The doctrine, which has generated intense debate in the U.S. military establishment and government, holds that in coming years, American troops are not likely to engage in major ground combat against hostile states as they did in Iraq and Afghanistan, but instead will frequently be called upon to operate in lawless areas to safeguard populations and rebuild countries.
Such "stability operations" will last longer and ultimately contribute more to the military's success than "traditional combat operations," according to the Army's new Stability Operations Field Manual, a copy of which was obtained by The Washington Post.
"This is the document that bridges from conflict to peace," said Lt. Gen. William B. Caldwell IV, commander of the U.S. Army Combined Arms Center at Fort Leavenworth, Kan., where the manual was drafted over the past 10 months. The U.S. military "will never secure the peace until we can conduct stability operations in a collaborative manner" with civilian government and private entities at home and abroad, he said.
The stability operations doctrine is an engine that will drive Army resources, organization and training for years to come, Caldwell said, and Army officials already have detailed plans to execute it. The operations directive underpinning the manual "elevated stability operations to a status equal to that of the offense and defense," the manual reads, describing the move as a "fundamental change in emphasis" for the Army.
Yet the concept has drawn fire from all sides: Military critics say it will weaken heavy war-fighting skills -- using tanks and artillery -- that have already atrophied during years of counterinsurgency campaigns. For their part, civilian officials and nongovernmental groups with scarce resources say armed forces are filling the gap, but at the cost of encroaching upon their traditional overseas missions.

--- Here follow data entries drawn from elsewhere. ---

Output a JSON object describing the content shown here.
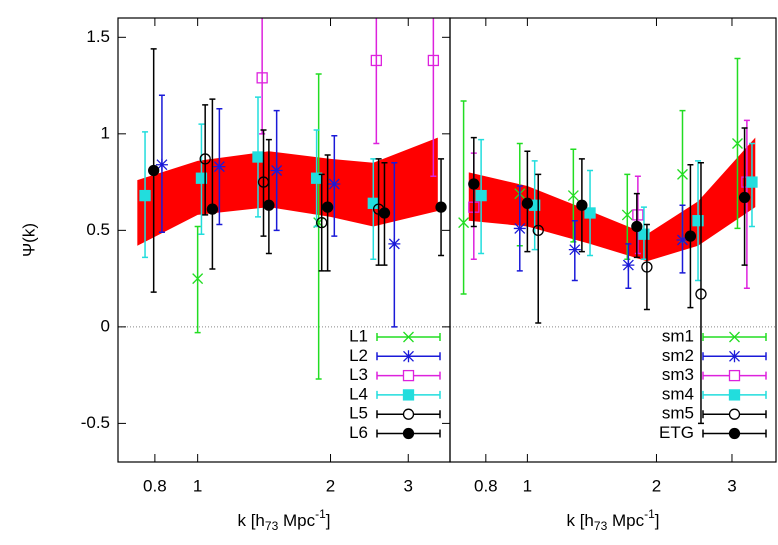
{
  "chart_data": [
    {
      "type": "errorbar",
      "xscale": "log",
      "xlim": [
        0.66,
        3.73
      ],
      "ylim": [
        -0.7,
        1.6
      ],
      "xticks": [
        0.8,
        1,
        2,
        3
      ],
      "yticks": [
        1.5,
        1,
        0.5,
        0,
        -0.5
      ],
      "zero_line": true,
      "legend": "bottom-right",
      "ylabel": "Ψ(k)",
      "xlabel": {
        "start": "k [h",
        "sub": "73",
        "mid": " Mpc",
        "sup": "-1",
        "end": "]"
      },
      "band": {
        "color": "#ff0000",
        "x": [
          0.73,
          1.0,
          1.45,
          2.0,
          2.5,
          3.5
        ],
        "lower": [
          0.42,
          0.58,
          0.62,
          0.57,
          0.52,
          0.6
        ],
        "upper": [
          0.76,
          0.86,
          0.91,
          0.87,
          0.85,
          0.98
        ]
      },
      "series": [
        {
          "name": "L1",
          "color": "#22dd22",
          "marker": "x",
          "x": [
            1.0,
            1.88
          ],
          "values": [
            0.25,
            0.54
          ],
          "lower": [
            -0.03,
            -0.27
          ],
          "upper": [
            0.52,
            1.31
          ]
        },
        {
          "name": "L2",
          "color": "#1a1ad8",
          "marker": "star",
          "x": [
            0.83,
            1.12,
            1.51,
            2.04,
            2.79
          ],
          "values": [
            0.84,
            0.83,
            0.81,
            0.74,
            0.43
          ],
          "lower": [
            0.49,
            0.53,
            0.5,
            0.47,
            0.0
          ],
          "upper": [
            1.2,
            1.13,
            1.12,
            0.99,
            0.85
          ]
        },
        {
          "name": "L3",
          "color": "#dd22dd",
          "marker": "square-open",
          "x": [
            1.4,
            2.54,
            3.42
          ],
          "values": [
            1.29,
            1.38,
            1.38
          ],
          "lower": [
            1.0,
            0.95,
            0.78
          ],
          "upper": [
            1.7,
            1.7,
            1.7
          ]
        },
        {
          "name": "L4",
          "color": "#22dddd",
          "marker": "square",
          "x": [
            0.76,
            1.02,
            1.37,
            1.86,
            2.5
          ],
          "values": [
            0.68,
            0.77,
            0.88,
            0.77,
            0.64
          ],
          "lower": [
            0.36,
            0.48,
            0.57,
            0.52,
            0.35
          ],
          "upper": [
            1.01,
            1.05,
            1.19,
            1.02,
            0.87
          ]
        },
        {
          "name": "L5",
          "color": "#000000",
          "marker": "circle-open",
          "x": [
            1.04,
            1.41,
            1.91,
            2.57
          ],
          "values": [
            0.87,
            0.75,
            0.54,
            0.61
          ],
          "lower": [
            0.58,
            0.47,
            0.29,
            0.32
          ],
          "upper": [
            1.15,
            1.02,
            0.79,
            0.87
          ]
        },
        {
          "name": "L6",
          "color": "#000000",
          "marker": "circle",
          "x": [
            0.795,
            1.08,
            1.45,
            1.97,
            2.65,
            3.56
          ],
          "values": [
            0.81,
            0.61,
            0.63,
            0.62,
            0.59,
            0.62
          ],
          "lower": [
            0.18,
            0.3,
            0.38,
            0.29,
            0.32,
            0.37
          ],
          "upper": [
            1.44,
            1.18,
            0.97,
            0.89,
            0.85,
            0.87
          ]
        }
      ]
    },
    {
      "type": "errorbar",
      "xscale": "log",
      "xlim": [
        0.66,
        3.8
      ],
      "ylim": [
        -0.7,
        1.6
      ],
      "xticks": [
        0.8,
        1,
        2,
        3
      ],
      "zero_line": true,
      "legend": "bottom-right",
      "xlabel": {
        "start": "k [h",
        "sub": "73",
        "mid": " Mpc",
        "sup": "-1",
        "end": "]"
      },
      "band": {
        "color": "#ff0000",
        "x": [
          0.73,
          1.0,
          1.4,
          1.9,
          2.5,
          3.4
        ],
        "lower": [
          0.55,
          0.52,
          0.43,
          0.34,
          0.42,
          0.62
        ],
        "upper": [
          0.8,
          0.73,
          0.6,
          0.48,
          0.65,
          0.98
        ]
      },
      "series": [
        {
          "name": "sm1",
          "color": "#22dd22",
          "marker": "x",
          "x": [
            0.71,
            0.96,
            1.28,
            1.71,
            2.3,
            3.09
          ],
          "values": [
            0.54,
            0.69,
            0.68,
            0.58,
            0.79,
            0.95
          ],
          "lower": [
            0.17,
            0.42,
            0.44,
            0.35,
            0.44,
            0.51
          ],
          "upper": [
            1.17,
            0.95,
            0.92,
            0.79,
            1.12,
            1.39
          ]
        },
        {
          "name": "sm2",
          "color": "#1a1ad8",
          "marker": "star",
          "x": [
            0.96,
            1.29,
            1.72,
            2.3
          ],
          "values": [
            0.51,
            0.4,
            0.32,
            0.45
          ],
          "lower": [
            0.29,
            0.24,
            0.2,
            0.28
          ],
          "upper": [
            0.73,
            0.55,
            0.43,
            0.63
          ]
        },
        {
          "name": "sm3",
          "color": "#dd22dd",
          "marker": "square-open",
          "x": [
            0.75,
            1.81,
            3.25
          ],
          "values": [
            0.62,
            0.58,
            0.75
          ],
          "lower": [
            0.35,
            0.38,
            0.2
          ],
          "upper": [
            0.9,
            0.78,
            1.07
          ]
        },
        {
          "name": "sm4",
          "color": "#22dddd",
          "marker": "square",
          "x": [
            0.78,
            1.04,
            1.4,
            1.87,
            2.5,
            3.34
          ],
          "values": [
            0.68,
            0.63,
            0.59,
            0.48,
            0.55,
            0.75
          ],
          "lower": [
            0.38,
            0.4,
            0.37,
            0.35,
            0.24,
            0.52
          ],
          "upper": [
            0.97,
            0.86,
            0.81,
            0.62,
            0.86,
            0.95
          ]
        },
        {
          "name": "sm5",
          "color": "#000000",
          "marker": "circle-open",
          "x": [
            1.06,
            1.9,
            2.54
          ],
          "values": [
            0.5,
            0.31,
            0.17
          ],
          "lower": [
            0.02,
            0.09,
            -0.5
          ],
          "upper": [
            0.79,
            0.53,
            0.85
          ]
        },
        {
          "name": "ETG",
          "color": "#000000",
          "marker": "circle",
          "x": [
            0.75,
            1.0,
            1.34,
            1.8,
            2.4,
            3.21
          ],
          "values": [
            0.74,
            0.64,
            0.63,
            0.52,
            0.47,
            0.67
          ],
          "lower": [
            0.52,
            0.39,
            0.39,
            0.36,
            0.1,
            0.32
          ],
          "upper": [
            0.98,
            0.91,
            0.87,
            0.69,
            0.84,
            1.03
          ]
        }
      ]
    }
  ]
}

Military advocates argue that the Army has long been called upon for peacekeeping and rebuilding in unstable areas, but that it has conducted those operations an ad hoc fashion because of an excessive focus on combat. "Contrary to popular belief, the military history of the United States is characterized by stability operations, interrupted by distinct episodes of major combat," states the manual, saying that, out of hundreds of U.S. military operations since the American Revolution, only 11 were conventional wars.
From Panama in 1989 to Haiti to the 1991 Persian Gulf War to Iraq in 2003, Caldwell said he has seen the Army "confronted with having to conduct stability operations woefully unprepared."
In 1989, for example, Caldwell was the chief of a military planning team preparing for the 82nd Airborne Division's role in the invasion of Panama. "We never once talked about once we took down [Gen. Manuel] Noriega, what then," he said. "We only thought about the clenched fist, and someone else would get the trash picked up and get the water plants working." After Noriega's power structure fell, Caldwell's superiors ordered him to put police back on the streets. "We all panicked," Caldwell recalled.
Today, such fragile states, if neglected, will pose mounting risks for the United States, according to Lt. Col. Steve Leonard, the manual's lead author. Weak states "create vast ungoverned areas that are breeding grounds for the threats that we fear the most, criminal networks, international terrorists, ethnic strife, genocide," he said. "The argument against it is: Forget all that; you still have . . . near peer competitors who are on the verge of closing the superpower gap."
The new manual aims to orchestrate and plan for a range of military tasks to stabilize ungoverned nations: protecting the people; aiding reconstruction; providing aid and public services; building institutions and security forces; and, in severe cases, forming transitional U.S. military-led governments.